Türkiye günlerdir AKP Milletvekili Şirin Ünal’ın evinde kendini öldürdüğü iddia edilen ancak yakınlarının ‘cinayet’ şüphesini dillendirdikleri Nadira Kadirova’nın ölümünü konuşuyor.
Aradan tam dokuz gün geçmesine rağmen Türk Silahlı Kuvvetleri’nden (TSK) emekli Şirin Ünal’ın kamuoyunu aydınlatacak hiçbir açıklama yapmaması, eleştirileri de beraberinde getiriyor.
Ünal sessiz kaldıkça, hakkında da çok sayıda iddia ortaya atılıyor. Onlardan biri de, Ünal’ın TSK’de iken hakkında taciz iddialarının gündeme gelmesi.
Bu iddialara dikkat çeken isimse, Odatv yazarı Müyesser Yıldız.
2 Ekim tarihli yazısında, Yıldız, Nadira’nın ölümü ile ilgili medyadaki ‘omerta’ sessizliğini eleştirdiği yazısında, “…hem yetkililer hem de birkaç TV, gazete ve internet sitesi dışında tüm medya adeta dilini yuttu” yorumunu yapıyor.
Yıldız, şüphelerin üzerine çevrildiği Şirin Ünal’ı tanımlarken de ilginç ifadeler kullanıyor ve, “Balyoz kumpası ve 15 Temmuz darbe teşebbüsünün en kritik isimlerinden birisi olan AKP Milletvekili Şirin Ünal” diye yazıyor.
Özbekistanlı 23 yaşındaki Nadira Kadirova’nın abisi ve arkadaşının ‘cinayet’ doğrultusundaki ifadelerine dikkat çeken Yıldız, Ünal için ‘Ankara kulislerinde dolaşan iddialar’la ilgili, “Emekli general olan Şirin Ünal hakkında TSK’dayken de ‘taciz’ iddialarının gündeme geldiği, bu yüzden terfisine onay verilmeyip, emekli edildiği, Nadira Kadirova’nın çalışma izninin olmadığı, otopsinin apar topar yapılıp, naaşın Özbekistan’a gönderilmesinin ‘özel’ bir sebebinin bulunduğu gibi” söylentilere işaret ediyor.
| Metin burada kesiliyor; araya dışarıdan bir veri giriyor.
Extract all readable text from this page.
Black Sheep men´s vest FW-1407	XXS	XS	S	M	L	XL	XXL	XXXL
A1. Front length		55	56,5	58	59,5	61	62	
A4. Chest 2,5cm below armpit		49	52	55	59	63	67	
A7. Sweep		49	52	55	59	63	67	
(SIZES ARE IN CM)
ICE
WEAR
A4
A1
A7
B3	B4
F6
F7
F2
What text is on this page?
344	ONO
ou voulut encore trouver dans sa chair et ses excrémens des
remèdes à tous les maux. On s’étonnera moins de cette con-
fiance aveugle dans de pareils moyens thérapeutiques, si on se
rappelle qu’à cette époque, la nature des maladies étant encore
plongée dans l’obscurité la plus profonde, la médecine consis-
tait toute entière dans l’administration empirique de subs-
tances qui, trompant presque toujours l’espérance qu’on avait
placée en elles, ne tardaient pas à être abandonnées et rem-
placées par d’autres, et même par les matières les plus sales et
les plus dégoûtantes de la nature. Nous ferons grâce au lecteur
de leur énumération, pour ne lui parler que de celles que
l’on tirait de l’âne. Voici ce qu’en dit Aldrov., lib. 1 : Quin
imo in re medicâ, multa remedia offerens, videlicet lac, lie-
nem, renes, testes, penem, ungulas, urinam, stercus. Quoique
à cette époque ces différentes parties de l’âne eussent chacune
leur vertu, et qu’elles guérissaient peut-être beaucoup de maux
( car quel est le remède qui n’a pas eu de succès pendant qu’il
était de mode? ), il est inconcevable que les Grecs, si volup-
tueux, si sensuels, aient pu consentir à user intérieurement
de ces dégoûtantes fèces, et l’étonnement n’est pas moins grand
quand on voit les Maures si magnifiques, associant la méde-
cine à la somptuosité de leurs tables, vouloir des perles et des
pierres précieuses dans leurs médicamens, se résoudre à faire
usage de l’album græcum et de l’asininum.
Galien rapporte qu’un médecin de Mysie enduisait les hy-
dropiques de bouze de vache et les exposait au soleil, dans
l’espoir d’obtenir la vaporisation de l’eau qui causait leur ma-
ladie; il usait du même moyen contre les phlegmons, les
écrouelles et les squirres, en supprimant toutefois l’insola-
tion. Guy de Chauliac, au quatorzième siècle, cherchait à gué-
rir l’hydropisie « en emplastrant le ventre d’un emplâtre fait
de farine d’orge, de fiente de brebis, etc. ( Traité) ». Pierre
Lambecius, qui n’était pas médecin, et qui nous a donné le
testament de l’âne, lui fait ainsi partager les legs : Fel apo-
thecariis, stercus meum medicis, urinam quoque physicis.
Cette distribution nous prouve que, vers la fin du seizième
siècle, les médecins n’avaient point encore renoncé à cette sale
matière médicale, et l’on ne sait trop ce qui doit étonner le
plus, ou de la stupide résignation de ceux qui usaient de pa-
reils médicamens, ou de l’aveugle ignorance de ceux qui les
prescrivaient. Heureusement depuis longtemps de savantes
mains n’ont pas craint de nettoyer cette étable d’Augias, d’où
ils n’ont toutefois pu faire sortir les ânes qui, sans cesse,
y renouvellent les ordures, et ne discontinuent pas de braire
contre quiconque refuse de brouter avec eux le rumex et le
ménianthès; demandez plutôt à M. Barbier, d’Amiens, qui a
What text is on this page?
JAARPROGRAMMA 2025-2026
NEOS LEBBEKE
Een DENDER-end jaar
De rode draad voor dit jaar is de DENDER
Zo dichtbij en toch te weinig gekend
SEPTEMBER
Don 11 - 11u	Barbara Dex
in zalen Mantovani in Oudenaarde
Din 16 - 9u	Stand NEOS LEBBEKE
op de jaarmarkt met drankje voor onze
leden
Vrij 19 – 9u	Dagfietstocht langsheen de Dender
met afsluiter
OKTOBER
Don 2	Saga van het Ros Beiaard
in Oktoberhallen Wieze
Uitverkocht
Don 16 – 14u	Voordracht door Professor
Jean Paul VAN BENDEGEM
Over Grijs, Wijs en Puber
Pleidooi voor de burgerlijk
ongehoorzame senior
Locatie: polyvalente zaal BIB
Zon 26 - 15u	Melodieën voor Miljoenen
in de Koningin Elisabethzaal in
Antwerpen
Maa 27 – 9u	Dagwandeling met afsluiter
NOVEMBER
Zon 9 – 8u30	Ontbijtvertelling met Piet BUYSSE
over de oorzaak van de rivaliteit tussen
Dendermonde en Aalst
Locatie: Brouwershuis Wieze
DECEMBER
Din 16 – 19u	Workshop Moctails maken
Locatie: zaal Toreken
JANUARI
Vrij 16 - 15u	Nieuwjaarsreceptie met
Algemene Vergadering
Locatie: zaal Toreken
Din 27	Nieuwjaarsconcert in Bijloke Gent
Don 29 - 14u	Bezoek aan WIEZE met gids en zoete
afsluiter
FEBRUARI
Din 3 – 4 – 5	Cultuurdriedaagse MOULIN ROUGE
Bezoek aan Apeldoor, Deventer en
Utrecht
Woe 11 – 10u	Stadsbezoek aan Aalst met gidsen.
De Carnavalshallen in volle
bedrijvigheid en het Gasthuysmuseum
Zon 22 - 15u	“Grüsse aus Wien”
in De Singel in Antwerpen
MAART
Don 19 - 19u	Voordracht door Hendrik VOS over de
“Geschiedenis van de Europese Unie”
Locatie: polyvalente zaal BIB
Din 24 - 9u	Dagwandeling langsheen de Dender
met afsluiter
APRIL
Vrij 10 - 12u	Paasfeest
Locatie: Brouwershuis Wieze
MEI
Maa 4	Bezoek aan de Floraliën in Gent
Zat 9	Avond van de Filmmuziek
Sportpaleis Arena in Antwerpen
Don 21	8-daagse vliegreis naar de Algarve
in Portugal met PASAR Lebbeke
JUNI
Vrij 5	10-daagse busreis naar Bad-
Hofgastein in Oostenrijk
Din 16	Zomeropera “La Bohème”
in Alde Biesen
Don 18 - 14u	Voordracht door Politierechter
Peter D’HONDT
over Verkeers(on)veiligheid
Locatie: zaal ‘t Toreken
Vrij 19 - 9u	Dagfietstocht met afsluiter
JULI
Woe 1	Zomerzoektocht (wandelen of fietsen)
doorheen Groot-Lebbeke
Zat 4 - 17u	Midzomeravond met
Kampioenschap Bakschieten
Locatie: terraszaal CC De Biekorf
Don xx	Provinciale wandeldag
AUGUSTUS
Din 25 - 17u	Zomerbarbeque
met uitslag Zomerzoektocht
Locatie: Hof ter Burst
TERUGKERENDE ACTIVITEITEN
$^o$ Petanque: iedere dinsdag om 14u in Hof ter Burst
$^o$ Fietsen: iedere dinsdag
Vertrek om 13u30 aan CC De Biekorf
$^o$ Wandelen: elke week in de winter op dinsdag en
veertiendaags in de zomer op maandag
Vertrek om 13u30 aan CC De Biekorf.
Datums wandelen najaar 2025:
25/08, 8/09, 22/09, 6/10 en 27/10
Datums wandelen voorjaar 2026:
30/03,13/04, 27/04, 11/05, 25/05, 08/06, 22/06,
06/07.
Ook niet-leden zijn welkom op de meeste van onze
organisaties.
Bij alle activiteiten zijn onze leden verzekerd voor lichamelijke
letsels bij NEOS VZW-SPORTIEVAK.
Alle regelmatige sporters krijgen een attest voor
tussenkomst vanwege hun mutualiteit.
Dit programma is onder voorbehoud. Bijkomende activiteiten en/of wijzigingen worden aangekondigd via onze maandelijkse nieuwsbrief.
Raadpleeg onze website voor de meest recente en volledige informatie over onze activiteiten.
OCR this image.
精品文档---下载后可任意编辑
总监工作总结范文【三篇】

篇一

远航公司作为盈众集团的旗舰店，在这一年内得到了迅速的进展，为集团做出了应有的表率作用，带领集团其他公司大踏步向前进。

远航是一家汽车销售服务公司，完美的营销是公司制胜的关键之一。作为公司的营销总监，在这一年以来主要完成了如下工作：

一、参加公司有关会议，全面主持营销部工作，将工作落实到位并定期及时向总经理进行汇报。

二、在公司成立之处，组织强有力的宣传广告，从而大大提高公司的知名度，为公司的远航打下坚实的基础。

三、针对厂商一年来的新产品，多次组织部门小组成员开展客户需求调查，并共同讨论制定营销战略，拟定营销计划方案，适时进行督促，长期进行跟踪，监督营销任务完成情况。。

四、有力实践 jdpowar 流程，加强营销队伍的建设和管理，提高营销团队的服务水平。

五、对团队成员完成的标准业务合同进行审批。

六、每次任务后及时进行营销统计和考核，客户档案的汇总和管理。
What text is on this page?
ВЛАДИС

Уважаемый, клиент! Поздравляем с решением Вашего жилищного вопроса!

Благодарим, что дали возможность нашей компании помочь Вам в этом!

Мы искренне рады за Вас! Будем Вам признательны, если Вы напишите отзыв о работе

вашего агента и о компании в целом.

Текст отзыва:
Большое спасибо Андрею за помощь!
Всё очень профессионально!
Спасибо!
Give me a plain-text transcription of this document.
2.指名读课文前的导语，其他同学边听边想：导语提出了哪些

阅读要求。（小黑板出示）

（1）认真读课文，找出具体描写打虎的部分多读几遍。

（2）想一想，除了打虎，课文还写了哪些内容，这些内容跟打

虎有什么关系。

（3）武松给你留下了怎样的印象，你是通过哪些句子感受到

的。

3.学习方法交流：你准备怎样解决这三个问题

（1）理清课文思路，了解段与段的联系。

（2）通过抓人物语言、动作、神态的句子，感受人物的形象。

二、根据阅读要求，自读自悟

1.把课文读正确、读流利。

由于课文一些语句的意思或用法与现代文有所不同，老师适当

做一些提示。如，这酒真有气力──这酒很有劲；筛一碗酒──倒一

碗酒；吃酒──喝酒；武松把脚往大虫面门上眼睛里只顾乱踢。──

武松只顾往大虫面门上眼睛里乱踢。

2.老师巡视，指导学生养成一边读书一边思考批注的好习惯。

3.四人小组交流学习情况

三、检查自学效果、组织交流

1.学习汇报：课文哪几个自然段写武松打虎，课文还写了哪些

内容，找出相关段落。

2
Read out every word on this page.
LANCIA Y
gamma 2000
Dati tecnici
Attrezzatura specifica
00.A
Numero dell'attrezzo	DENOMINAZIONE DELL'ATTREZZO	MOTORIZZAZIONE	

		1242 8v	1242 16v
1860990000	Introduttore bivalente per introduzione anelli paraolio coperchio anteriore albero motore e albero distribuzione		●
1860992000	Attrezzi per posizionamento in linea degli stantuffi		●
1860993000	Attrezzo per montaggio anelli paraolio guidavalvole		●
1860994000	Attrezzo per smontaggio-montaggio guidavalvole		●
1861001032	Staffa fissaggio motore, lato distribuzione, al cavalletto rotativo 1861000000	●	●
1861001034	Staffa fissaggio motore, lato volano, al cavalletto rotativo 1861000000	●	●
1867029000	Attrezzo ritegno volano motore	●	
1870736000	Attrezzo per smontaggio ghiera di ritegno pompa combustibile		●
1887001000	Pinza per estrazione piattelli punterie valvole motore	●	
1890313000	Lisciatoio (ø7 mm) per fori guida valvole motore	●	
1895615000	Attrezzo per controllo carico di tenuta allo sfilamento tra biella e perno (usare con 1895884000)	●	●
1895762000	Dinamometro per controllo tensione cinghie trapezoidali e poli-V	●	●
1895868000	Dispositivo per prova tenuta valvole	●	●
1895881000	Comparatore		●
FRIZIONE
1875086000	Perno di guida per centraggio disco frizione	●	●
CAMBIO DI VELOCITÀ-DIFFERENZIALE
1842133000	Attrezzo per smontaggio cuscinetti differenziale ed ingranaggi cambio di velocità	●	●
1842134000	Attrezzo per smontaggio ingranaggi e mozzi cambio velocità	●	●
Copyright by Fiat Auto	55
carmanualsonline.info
Yıldız, Ünal’ın yakın çevresinin o gece ile ilgili anlattıklarına da değiniyor ve ekliyor:
“İddia o ki, Ünal olay gecesi eve gelen Başsavcıvekiline ifade vermek istemiş ve vermiş. Peki, neler söylemiş? ‘Evin kızı gibi olan” Nadira Kadirova’nın son 2-3 ayda hareketlerinde değişiklik olduğunu, kâh ağlayıp, kâh güldüğünü, bunun üzerine doktora götürüldüğünü ve psikolojik tedaviye başlandığını belirtmiş.
Olayın nasıl yaşandığına ilişkin anlatımlarına gelince;
Yatak odasındaki çekmecede silahının olmadığını fark edince, kızına sormuş. Görmediğini söylemesi üzerine tedirgin olup, Nadira Kadirova’yla konuşmak üzere kızıyla birlikte odasına çıkmış ve silahı görüp görmediğini sormuş. Hâl ve hareketlerinde tuhaflık olan Kadirova, bir yandan odasındaki çekmeceleri açıp, bir yandan da “Bakın, yok. Sizin eşyanızla ne ilgim var” diye bağırmaya başlamış. Bunun üzerine, “Bak, abini ararım, ona hesap verirsin” diyerek, telefonunu almak üzere alt kata inmiş. Bu sırada Nadira Kadirova, Ünal’ın kızını dışarı itip, odanın kapısını kilitlemiş. Kızının, “Koş baba, koş” diye bağırması üzerine yukarı çıktığında, bir el ateş sesi duymuş. Kapıyı kırmak için uğraşmışlar. Olmayınca, polisi aramışlar. Kısa sürede gelen polisler, kapıyı kırmış. Nadira Kadirova o sırada yaşıyormuş, hemen hastaneye kaldırmışlar.”
Tüm bu satırların ardından, Yıldız, “Dokuz gün geçti; Şirin Ünal susuyor… Emniyet ve Savcılık, soruşturmanın nasıl yürüdüğü, dosyada ne olup olmadığı konusunda kamuoyunu bilgilendirme gereği duymuyor… Acaba neden” sorusunu yöneltiyor.